The squire had heard tell at the time; but he had since forgotten; a parson’s daughter was no great matter. In vain he made an effort of memory for Randal’s sake and upon Randal’s urging. Then he bethought him that perhaps his housekeeper could say. Women retained these trivial matters in their memories. Summoned, the woman was found to remember perfectly. Nancy had gone to Charmouth to the care of a married aunt, a sister of her father’s, her only remaining relative. The aunt’s name was Tenfil, an odd name.
To his dying day Randal would remember that instant ride to Charmouth, his mental anxiety numbing all sense of fatigue, followed by a lackey who at intervals dozed in his saddle, then woke to grumble and complain.
In the end half dead with weariness, yet quickened ever by suspense, they came to Charmouth, and they found the house of Tenfil, and the aunt; but they found no Nancy.
Mrs. Tenfil, an elderly, hard-faced, hard-hearted woman, all piety and no charity, one of those creatures who make of religion a vice for their own assured damnation, unbent a little from her natural sourness before the handsome, elegant young stranger. She was still a woman under the ashes of her years and of her bigotry. But at the mention of her niece’s name the sourness and the hardness came back to her face with interest.
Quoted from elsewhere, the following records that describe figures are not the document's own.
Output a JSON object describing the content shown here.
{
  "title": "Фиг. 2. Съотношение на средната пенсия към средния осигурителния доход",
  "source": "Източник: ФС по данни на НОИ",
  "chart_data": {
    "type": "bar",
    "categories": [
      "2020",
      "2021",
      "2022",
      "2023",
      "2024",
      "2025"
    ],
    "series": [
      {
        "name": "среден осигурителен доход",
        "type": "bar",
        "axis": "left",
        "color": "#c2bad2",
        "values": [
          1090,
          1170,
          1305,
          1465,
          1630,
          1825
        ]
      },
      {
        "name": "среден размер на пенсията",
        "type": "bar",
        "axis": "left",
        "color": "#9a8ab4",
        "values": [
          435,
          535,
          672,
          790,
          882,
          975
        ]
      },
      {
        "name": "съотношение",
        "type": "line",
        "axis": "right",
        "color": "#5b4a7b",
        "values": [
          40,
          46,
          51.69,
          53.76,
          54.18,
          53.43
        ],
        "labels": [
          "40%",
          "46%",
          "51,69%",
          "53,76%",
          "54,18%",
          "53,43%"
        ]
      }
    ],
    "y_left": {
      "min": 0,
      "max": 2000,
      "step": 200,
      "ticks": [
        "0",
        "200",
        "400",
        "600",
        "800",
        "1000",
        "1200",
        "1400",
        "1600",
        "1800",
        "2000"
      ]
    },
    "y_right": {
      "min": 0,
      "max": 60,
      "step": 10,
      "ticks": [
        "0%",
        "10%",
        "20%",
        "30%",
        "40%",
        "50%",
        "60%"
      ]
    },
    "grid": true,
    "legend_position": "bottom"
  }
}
“A creature without godliness. My brother was ever a weak man, and he ruined her with kindness. It was a mercy he died before he came to know the impiety of his offspring—a wilful, headstrong, worldly minx.”
“Madam, it is not her character I seek of you; but her whereabouts,” said the exasperated Randal.
She considered him in a new light. In the elegance and good looks, which had at first commended him, she now beheld the devil’s seal of worldliness. Such a man would seek her niece for no good purpose; yet he was just such a man as her niece, to her undoing, would make welcome. Her lips tightened with saintly, uncharitable purpose. She would make of herself a buckler between this malignant one and her niece. By great good fortune—by a heavenly Providence, in her eyes—her niece was absent at the time. And so in the cause of holiness she lied to him—although of this the poor fellow had no suspicion.